You’ve got to appreciate brand-spankin’ new Chicago Mayor Brandon Johnson for being so forthright about what he intends to do to his struggling city. Johnson promised at his inauguration on Monday to “build a Chicago that means our economy gets to grow by rerouting the rivers of prosperity to the base of disinvestment,” whatever that means, “So that no one goes thirsty.”
What it really means is new and higher taxes, and Johnson’s “progressive” allies, Saqib Bhatti and Gabriela Noa Betancourt, stepped immediately into action, releasing a fiscal blueprint for the city called “First We Get the Money.”
The name was chosen by the Action Center on Race and the Economy (ACRE) policy organization after “Pay Up, Sucka” scored slightly lower with focus groups.
The package includes a metric butt-ton of new spending, naturally, but it’s the $12 billion in new taxes that will make people scream in agony. For reference, Chicago’s “historic” “recovery” budget last year was “just” $16.7 billion.
New or increased taxes include but are not limited to:
An annual head tax of $33 per worker for companies with 50+ employees
Quadruple the tax on jet fuel.
A 3.5% income tax on households making more than $100K
A 0.4% “wealth tax” for the top 10% of city earners.
$1-2 transaction tax for financial exchanges.
Needless to say, the taxes mostly hit one kind of Chicagoan with two particular (but related) skills: The ability to pay and the ability to get the hell out of Dodge and not pay.
Think I’m kidding?
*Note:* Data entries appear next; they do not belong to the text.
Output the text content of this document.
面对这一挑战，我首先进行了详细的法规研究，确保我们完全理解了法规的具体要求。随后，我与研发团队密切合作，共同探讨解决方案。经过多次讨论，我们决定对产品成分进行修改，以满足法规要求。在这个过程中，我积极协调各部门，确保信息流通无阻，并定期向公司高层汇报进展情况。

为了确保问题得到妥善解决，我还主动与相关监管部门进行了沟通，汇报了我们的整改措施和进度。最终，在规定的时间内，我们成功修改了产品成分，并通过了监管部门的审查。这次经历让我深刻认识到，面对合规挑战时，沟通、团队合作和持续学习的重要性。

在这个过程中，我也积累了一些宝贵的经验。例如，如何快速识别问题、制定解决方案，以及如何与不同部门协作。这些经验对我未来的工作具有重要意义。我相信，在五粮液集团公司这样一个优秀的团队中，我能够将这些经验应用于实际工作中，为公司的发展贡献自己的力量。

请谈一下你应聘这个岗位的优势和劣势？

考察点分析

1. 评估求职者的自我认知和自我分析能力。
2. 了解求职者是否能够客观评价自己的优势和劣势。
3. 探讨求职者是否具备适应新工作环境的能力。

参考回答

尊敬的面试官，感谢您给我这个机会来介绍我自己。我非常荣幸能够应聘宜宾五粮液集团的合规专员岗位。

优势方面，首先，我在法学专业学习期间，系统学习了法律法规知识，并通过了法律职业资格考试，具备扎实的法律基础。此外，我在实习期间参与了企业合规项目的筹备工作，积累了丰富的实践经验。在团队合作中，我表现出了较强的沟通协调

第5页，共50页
The Chicago Mercantile Exchange — founded in the city in 1898 and one of the largest trading floors in the world — on Monday threatened to relocate out of Chicago.
The Merc leaving Chicago would be like the NYSE decamping for Tampa, taking with it all of the high-paying jobs with those high-flying bonuses and destroying all the attendant service-sector jobs.
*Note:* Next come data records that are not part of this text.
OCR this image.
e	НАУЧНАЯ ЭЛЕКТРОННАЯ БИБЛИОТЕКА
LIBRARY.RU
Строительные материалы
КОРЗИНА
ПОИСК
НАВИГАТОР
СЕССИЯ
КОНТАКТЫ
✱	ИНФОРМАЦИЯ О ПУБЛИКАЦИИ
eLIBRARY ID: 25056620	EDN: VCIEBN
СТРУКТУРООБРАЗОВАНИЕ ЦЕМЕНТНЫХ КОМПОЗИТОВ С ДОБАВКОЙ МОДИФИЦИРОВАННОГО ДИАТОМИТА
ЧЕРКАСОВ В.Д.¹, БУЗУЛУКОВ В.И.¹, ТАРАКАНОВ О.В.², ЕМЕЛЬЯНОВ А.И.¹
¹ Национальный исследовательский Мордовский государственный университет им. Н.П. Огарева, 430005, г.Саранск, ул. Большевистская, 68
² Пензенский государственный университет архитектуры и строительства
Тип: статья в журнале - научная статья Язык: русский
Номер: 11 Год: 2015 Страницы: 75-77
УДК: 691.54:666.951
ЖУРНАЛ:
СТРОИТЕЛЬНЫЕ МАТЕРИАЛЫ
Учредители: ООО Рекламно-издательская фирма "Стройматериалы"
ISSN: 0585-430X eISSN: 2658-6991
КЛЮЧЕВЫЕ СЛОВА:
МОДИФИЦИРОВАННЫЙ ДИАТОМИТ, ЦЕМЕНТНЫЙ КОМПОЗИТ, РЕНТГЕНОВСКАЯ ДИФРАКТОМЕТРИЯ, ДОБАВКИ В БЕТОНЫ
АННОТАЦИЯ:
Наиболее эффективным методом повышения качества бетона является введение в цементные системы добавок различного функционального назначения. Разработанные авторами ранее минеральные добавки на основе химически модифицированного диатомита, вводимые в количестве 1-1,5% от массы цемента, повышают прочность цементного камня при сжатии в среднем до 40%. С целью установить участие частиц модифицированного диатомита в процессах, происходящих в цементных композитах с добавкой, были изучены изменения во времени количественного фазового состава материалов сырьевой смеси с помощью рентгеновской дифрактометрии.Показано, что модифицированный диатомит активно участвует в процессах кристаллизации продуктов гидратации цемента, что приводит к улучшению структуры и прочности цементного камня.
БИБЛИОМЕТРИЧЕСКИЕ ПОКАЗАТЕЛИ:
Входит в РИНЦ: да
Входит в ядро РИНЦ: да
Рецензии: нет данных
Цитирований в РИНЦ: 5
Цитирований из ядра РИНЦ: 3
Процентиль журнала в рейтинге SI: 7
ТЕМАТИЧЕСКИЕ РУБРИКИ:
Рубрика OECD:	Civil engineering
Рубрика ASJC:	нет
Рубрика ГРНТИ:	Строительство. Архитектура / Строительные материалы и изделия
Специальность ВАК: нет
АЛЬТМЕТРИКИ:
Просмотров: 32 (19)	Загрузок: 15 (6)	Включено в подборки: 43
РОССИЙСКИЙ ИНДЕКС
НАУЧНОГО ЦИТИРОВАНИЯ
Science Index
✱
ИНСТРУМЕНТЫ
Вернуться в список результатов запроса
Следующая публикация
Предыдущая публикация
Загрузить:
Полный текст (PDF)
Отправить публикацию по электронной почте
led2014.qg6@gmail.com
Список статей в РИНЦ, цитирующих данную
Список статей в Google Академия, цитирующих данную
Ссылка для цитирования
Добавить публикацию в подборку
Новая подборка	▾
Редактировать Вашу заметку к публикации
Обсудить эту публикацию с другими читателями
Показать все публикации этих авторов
Besides, even before COVID-19 lockdowns and Saint George Floyd nuttiness had Americans fleeing for the burbs, Chicago was already the fastest-shrinking metro area in the country.
Progressives like ACRE might try to impose $12 billion in taxes, but they’ll never collect them. What they can do, though, is accelerate Chicago’s slow-motion suicide.
If there’s any good news in all this, it’s that the Chicago Machine might be corrupt and greedy, but they aren’t insane. They couldn’t manage to fix the election for Johnson’s challenger, the slightly-less-nutty former Chicago Public Schools CEO, Paul Vallas. But I suspect they’ll bring everything they can to fight whatever version of “First We Get the Money” that Johnson ends up going with.
The bad news? With a shrinking tax base and ravenous progressives firmly in charge, at the very least some stripped-down version of “Pay Up, Sucka” will be imposed. And before long, Mayor Johnson and his ACRE allies will wonder where all the taxpayers have gone.